A dedicated form would reduce the unintended pitfalls and ambiguity inherent in the general form. This would ensure that decision makers had all the information required in an easily digestible manner, making the entire process more efficient and humane. All relevant guidance and a relevant sponsorship undertaking form could easily be linked to a focussed application form, immediately making the process more effective, transparent and fair.

Custom made Refugee Family Reunion application forms asking relevant questions will assist all parties involved and reduce lengthy and costly delays. This will reduce anxiety and stress on separated families.

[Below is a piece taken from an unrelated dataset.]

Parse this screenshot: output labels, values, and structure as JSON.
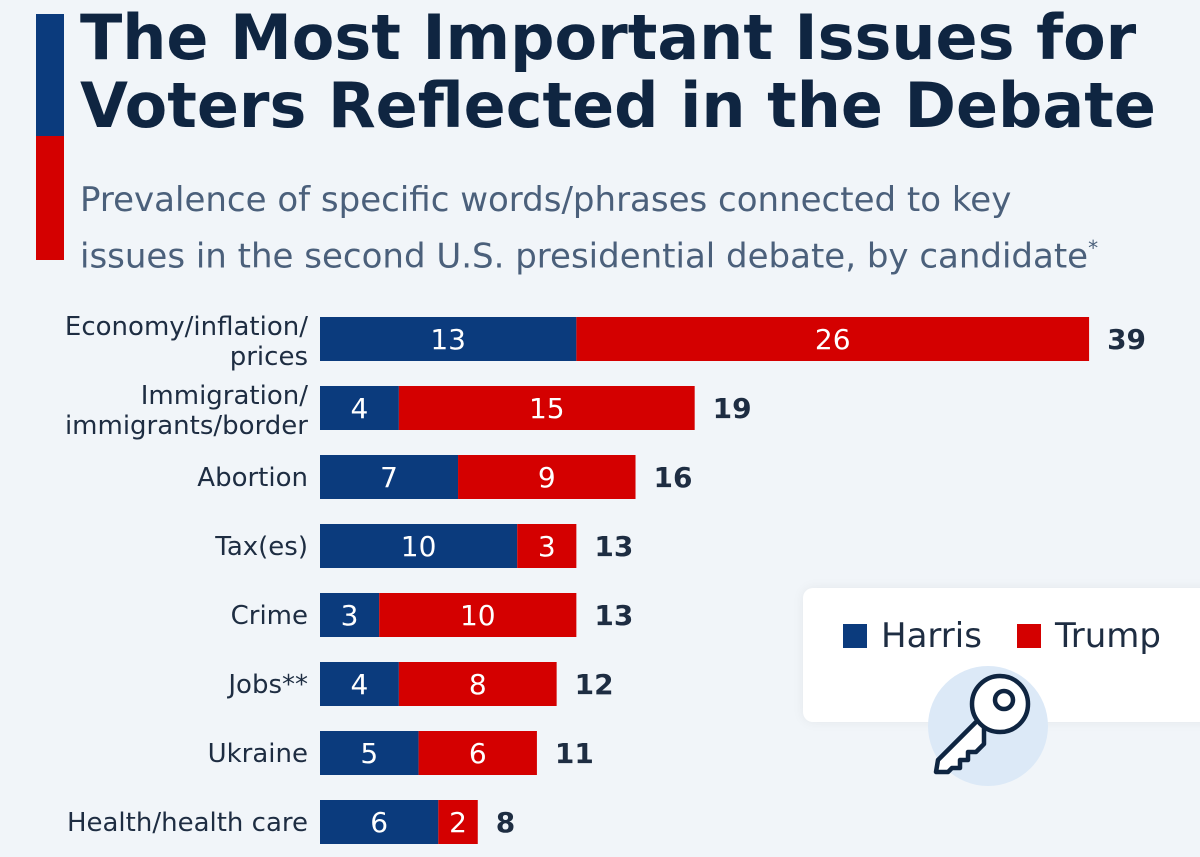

Improving the overall process

We submit that allowing the entire application process to be conducted in the UK and under the asylum umbrella would simplify this process and allow greater control. This would enable swift cross checking with the asylum and refugee documents, and would allow advisers to contact case workers when necessary. Although documents, records, DNA and health testing would still need to be sourced, sent and undertaken from abroad, processing all material in the UK would allow greater control and efficiency. If public funding is available to enable specialist advisers to assist sponsors with their initial application, the resulting reduction of traffic flowing through the courts will also provide a cost saving.

Creating an end to end, one stop service would counter further costs as sponsors know where to seek advice and not “shop around”. This means that they will be more likely to submit competent applications in the first instance.